Patients receive either education alone or along with exercise
Patients scheduled to have a lumbar microdiscectomy for the first time were asked to participate and screened for eligibility. A total of 77 patients were included in the RCT and randomly assigned to either the education only or education and exercise group. The education was a one-hour session that took place 4-6 weeks after surgery in which the therapist helped patients understand their back problems and how to care for it. The exercise program consisted of strength and endurance training for the back, trunk and lower extremities. It began a few days after the education session and occurred three times a week for 12 weeks and progressed based on each patient's abilities. All patients were assessed using a survey called the Short Form 36 (SF-36), which measures QoL, before and after each intervention.

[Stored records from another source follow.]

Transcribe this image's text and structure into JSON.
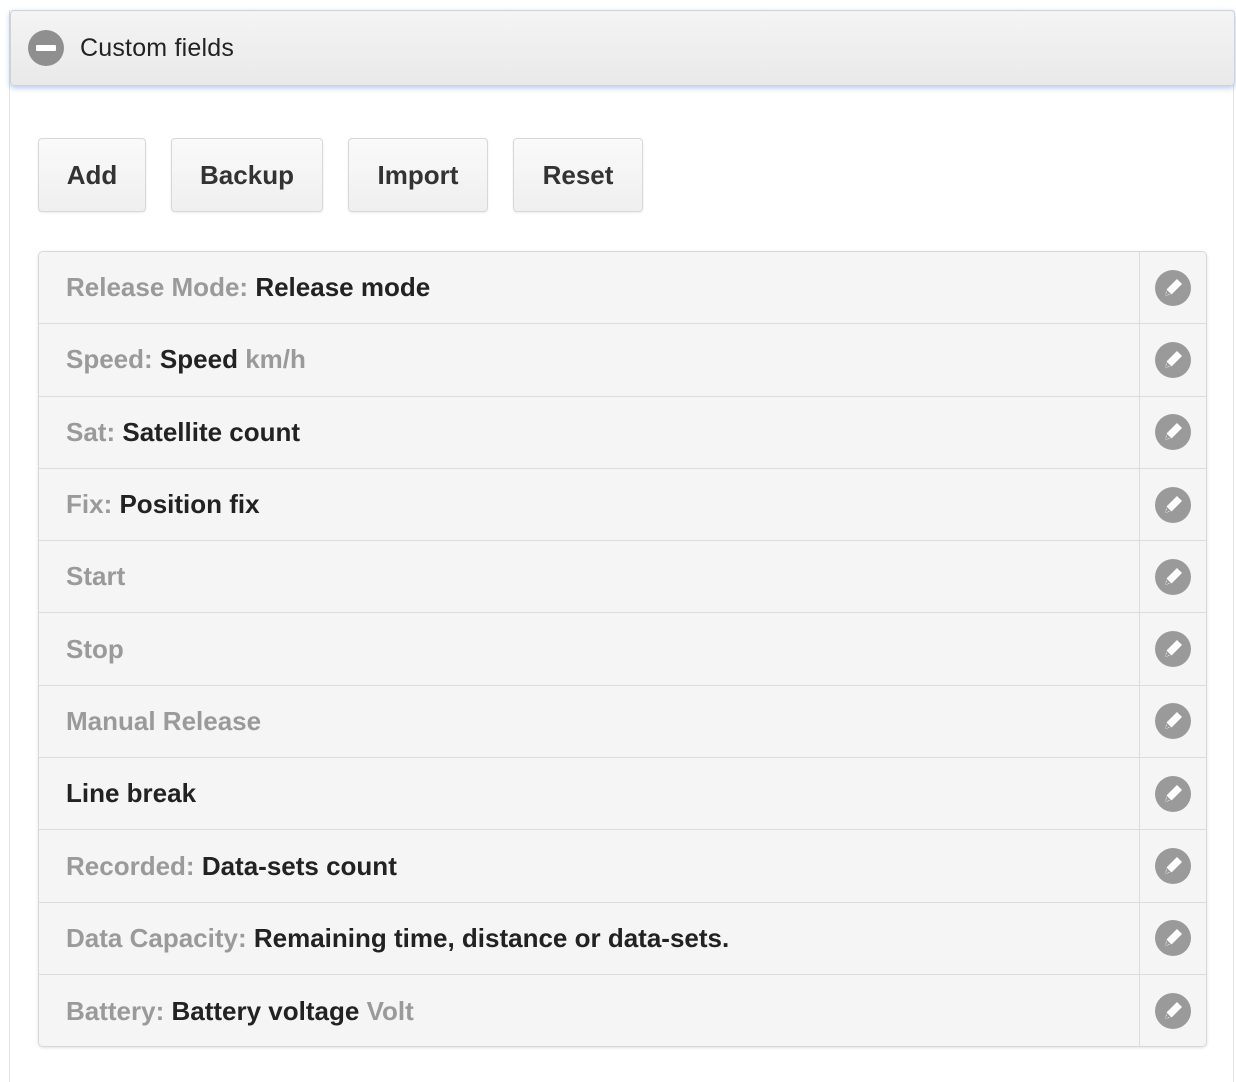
{
  "panel": {
    "title": "Custom fields",
    "collapse_icon": "minus-circle-icon"
  },
  "toolbar": {
    "add_label": "Add",
    "backup_label": "Backup",
    "import_label": "Import",
    "reset_label": "Reset"
  },
  "fields": [
    {
      "label": "Release Mode:",
      "value": "Release mode",
      "unit": ""
    },
    {
      "label": "Speed:",
      "value": "Speed",
      "unit": "km/h"
    },
    {
      "label": "Sat:",
      "value": "Satellite count",
      "unit": ""
    },
    {
      "label": "Fix:",
      "value": "Position fix",
      "unit": ""
    },
    {
      "label": "Start",
      "value": "",
      "unit": ""
    },
    {
      "label": "Stop",
      "value": "",
      "unit": ""
    },
    {
      "label": "Manual Release",
      "value": "",
      "unit": ""
    },
    {
      "label": "",
      "value": "Line break",
      "unit": ""
    },
    {
      "label": "Recorded:",
      "value": "Data-sets count",
      "unit": ""
    },
    {
      "label": "Data Capacity:",
      "value": "Remaining time, distance or data-sets.",
      "unit": ""
    },
    {
      "label": "Battery:",
      "value": "Battery voltage",
      "unit": "Volt"
    }
  ],
  "row_action_icon": "pencil-edit-icon"
}
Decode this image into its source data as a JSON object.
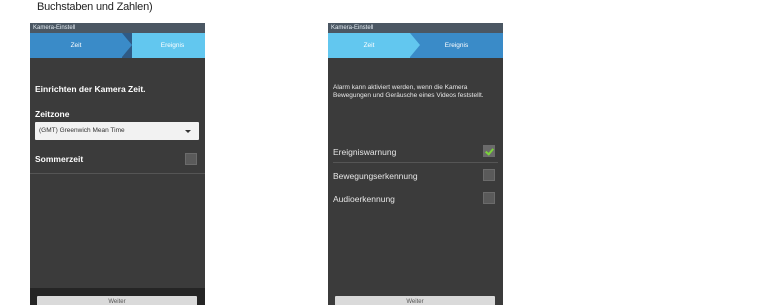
{
  "caption": "Buchstaben und Zahlen)",
  "left_phone": {
    "status_title": "Kamera-Einstell",
    "steps": [
      "Zeit",
      "Ereignis"
    ],
    "heading": "Einrichten der Kamera Zeit.",
    "timezone_label": "Zeitzone",
    "timezone_value": "(GMT) Greenwich Mean Time",
    "dst_label": "Sommerzeit",
    "dst_checked": false,
    "bottom_button": "Weiter"
  },
  "right_phone": {
    "status_title": "Kamera-Einstell",
    "steps": [
      "Zeit",
      "Ereignis"
    ],
    "description": "Alarm kann aktiviert werden, wenn die Kamera Bewegungen und Geräusche eines Videos feststellt.",
    "options": [
      {
        "label": "Ereigniswarnung",
        "checked": true
      },
      {
        "label": "Bewegungserkennung",
        "checked": false
      },
      {
        "label": "Audioerkennung",
        "checked": false
      }
    ],
    "bottom_button": "Weiter"
  },
  "colors": {
    "screen_bg": "#3b3b3b",
    "step_active": "#3a8bc8",
    "step_inactive": "#62c7ef",
    "check_green": "#7bd33a"
  }
}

Exercise helps patients achieve greater overall improvements
When compared to the education only group, results showed that patients in the exercise and education program experienced greater improvements in the SF-36. This was based on improved scores in the scales of physical function, and physical and bodily pain, which together are reported to be the best scales for measuring physical health. These findings suggest that an intense 12-week strength and endurance-training program can lead to significant benefits in physical function and overall QoL for patients following lumbar microdiscectomy. Doctors should therefore consider utilizing such a program, as administered by a physical therapist, in the rehabilitation process after surgery to help ensure optimal physical and mental recovery.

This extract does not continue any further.